Der Prinz. Wozu? wenn wir ihn zurücktun müssen.

Marinelli. Vielleicht müssen wir nicht. - Da sind tausend Dinge, auf die sich weiter fußen läßt. - Und vergessen Sie denn das Vornehmste?

Der Prinz. Wie kann ich vergessen, woran ich sicher noch nicht gedacht habe? - Das Vornehmste? was ist das?

Marinelli. Die Kunst zu gefallen, zu überreden - die einem Prinzen, welcher liebt, nie fehlet.
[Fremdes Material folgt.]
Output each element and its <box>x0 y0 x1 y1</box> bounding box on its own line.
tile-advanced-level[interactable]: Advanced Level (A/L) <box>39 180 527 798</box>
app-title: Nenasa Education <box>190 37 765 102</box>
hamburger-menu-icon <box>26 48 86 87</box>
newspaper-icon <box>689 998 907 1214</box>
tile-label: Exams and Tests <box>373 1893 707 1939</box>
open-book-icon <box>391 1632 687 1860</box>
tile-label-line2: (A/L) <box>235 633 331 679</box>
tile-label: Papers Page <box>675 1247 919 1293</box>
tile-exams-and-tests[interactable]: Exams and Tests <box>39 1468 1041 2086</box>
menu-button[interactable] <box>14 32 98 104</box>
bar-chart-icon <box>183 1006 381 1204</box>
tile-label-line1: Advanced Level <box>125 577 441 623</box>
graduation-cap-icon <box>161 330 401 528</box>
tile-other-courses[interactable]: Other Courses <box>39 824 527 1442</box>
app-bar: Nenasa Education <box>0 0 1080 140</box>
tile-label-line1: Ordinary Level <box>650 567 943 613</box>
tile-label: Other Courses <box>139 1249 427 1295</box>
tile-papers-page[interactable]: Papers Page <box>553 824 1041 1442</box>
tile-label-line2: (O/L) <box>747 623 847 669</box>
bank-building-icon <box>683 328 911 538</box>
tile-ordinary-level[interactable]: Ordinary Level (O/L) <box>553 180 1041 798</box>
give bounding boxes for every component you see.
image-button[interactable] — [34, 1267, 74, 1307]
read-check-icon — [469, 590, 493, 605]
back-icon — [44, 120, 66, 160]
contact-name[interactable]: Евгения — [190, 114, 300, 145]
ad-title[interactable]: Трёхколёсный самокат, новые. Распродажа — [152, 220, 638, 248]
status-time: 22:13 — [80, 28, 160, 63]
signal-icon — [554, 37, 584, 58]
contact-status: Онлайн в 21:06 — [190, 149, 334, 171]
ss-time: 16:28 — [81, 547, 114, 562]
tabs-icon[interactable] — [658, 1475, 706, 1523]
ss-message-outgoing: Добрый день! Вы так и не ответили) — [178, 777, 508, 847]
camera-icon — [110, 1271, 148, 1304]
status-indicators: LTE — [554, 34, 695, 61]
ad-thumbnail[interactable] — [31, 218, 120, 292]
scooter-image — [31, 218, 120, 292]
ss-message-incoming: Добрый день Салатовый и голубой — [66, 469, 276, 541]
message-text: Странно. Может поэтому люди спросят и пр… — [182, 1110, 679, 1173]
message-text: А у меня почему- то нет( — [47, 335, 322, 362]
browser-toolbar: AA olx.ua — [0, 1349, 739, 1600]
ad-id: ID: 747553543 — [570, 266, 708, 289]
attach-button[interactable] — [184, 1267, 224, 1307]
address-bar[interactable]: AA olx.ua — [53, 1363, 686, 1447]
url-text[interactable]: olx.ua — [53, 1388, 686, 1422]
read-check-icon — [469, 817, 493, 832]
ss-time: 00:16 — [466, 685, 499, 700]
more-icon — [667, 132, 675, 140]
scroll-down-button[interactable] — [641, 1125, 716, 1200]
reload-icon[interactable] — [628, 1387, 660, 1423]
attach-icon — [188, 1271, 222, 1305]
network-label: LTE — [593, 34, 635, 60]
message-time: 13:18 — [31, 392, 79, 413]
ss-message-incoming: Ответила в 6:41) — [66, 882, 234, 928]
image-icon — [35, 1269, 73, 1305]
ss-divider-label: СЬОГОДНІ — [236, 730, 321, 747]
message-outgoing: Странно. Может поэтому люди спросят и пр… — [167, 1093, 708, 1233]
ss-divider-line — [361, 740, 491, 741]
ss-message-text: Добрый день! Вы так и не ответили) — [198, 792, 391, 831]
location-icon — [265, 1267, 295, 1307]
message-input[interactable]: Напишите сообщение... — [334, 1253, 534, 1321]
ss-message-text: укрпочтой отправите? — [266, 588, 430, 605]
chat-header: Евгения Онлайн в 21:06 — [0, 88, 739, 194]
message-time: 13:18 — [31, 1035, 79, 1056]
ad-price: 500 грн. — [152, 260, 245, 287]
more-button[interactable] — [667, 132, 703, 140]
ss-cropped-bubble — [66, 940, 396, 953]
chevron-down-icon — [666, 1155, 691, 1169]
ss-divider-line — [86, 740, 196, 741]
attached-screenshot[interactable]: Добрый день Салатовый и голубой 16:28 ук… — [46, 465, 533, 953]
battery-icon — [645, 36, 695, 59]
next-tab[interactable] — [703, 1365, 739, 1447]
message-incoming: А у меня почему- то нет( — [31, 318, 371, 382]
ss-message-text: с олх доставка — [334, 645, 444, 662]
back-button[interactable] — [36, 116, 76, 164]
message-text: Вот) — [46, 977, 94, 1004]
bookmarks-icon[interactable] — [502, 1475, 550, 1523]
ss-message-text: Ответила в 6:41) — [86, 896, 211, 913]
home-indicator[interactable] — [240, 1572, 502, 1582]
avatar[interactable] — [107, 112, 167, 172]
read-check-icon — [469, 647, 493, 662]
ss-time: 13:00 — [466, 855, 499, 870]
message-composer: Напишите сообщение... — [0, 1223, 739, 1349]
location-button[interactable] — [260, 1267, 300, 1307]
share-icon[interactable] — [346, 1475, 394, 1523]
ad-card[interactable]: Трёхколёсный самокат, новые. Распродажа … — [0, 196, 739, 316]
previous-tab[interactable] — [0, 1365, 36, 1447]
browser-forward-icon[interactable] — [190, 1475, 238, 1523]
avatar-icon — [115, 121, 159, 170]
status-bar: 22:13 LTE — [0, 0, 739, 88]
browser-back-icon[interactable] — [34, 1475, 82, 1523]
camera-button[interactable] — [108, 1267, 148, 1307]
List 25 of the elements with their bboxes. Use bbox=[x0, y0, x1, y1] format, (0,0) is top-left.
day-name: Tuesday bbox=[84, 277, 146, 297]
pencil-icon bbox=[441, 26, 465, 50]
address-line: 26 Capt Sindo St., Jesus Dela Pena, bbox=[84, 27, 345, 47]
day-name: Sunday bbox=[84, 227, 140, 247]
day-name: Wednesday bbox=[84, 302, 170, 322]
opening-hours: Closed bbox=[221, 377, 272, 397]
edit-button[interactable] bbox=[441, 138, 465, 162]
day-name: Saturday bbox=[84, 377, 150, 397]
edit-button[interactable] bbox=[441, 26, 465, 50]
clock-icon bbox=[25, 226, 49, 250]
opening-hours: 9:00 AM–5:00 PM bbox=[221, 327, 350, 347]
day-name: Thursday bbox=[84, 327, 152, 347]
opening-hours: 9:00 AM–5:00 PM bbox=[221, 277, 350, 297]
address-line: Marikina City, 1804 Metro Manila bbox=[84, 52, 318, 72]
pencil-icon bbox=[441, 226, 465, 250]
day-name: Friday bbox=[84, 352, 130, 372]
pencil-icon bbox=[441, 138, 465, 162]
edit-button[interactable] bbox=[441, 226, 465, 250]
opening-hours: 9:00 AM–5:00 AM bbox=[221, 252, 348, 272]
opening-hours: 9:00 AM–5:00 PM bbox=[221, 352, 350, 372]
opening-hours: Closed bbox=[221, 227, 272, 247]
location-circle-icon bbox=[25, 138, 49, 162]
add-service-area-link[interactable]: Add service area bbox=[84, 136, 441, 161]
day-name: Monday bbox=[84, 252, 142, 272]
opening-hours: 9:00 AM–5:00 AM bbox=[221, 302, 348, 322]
Der Prinz. Nie fehlet? Außer, wo er sie gerade am nötigsten brauchte. - Ich habe von dieser Kunst schon heut einen zu schlechten Versuch gemacht. Mit allen Schmeicheleien und Beteuerungen konnt' ich ihr auch nicht ein Wort auspressen. Stumm und niedergeschlagen und zitternd stand sie da; wie eine Verbrecherin, die ihr Todesurteil höret. Ihre Angst steckte mich an, ich zitterte mit und schloß mit einer Bitte um Vergebung. Kaum getrau ich mir, sie wieder anzureden. - Bei ihrem Eintritte wenigstens wag ich es nicht zu sein. Sie, Marinelli, müssen sie empfangen. Ich will hier in der Nähe hören, wie es abläuft; und kommen, wenn ich mich mehr gesammelt habe.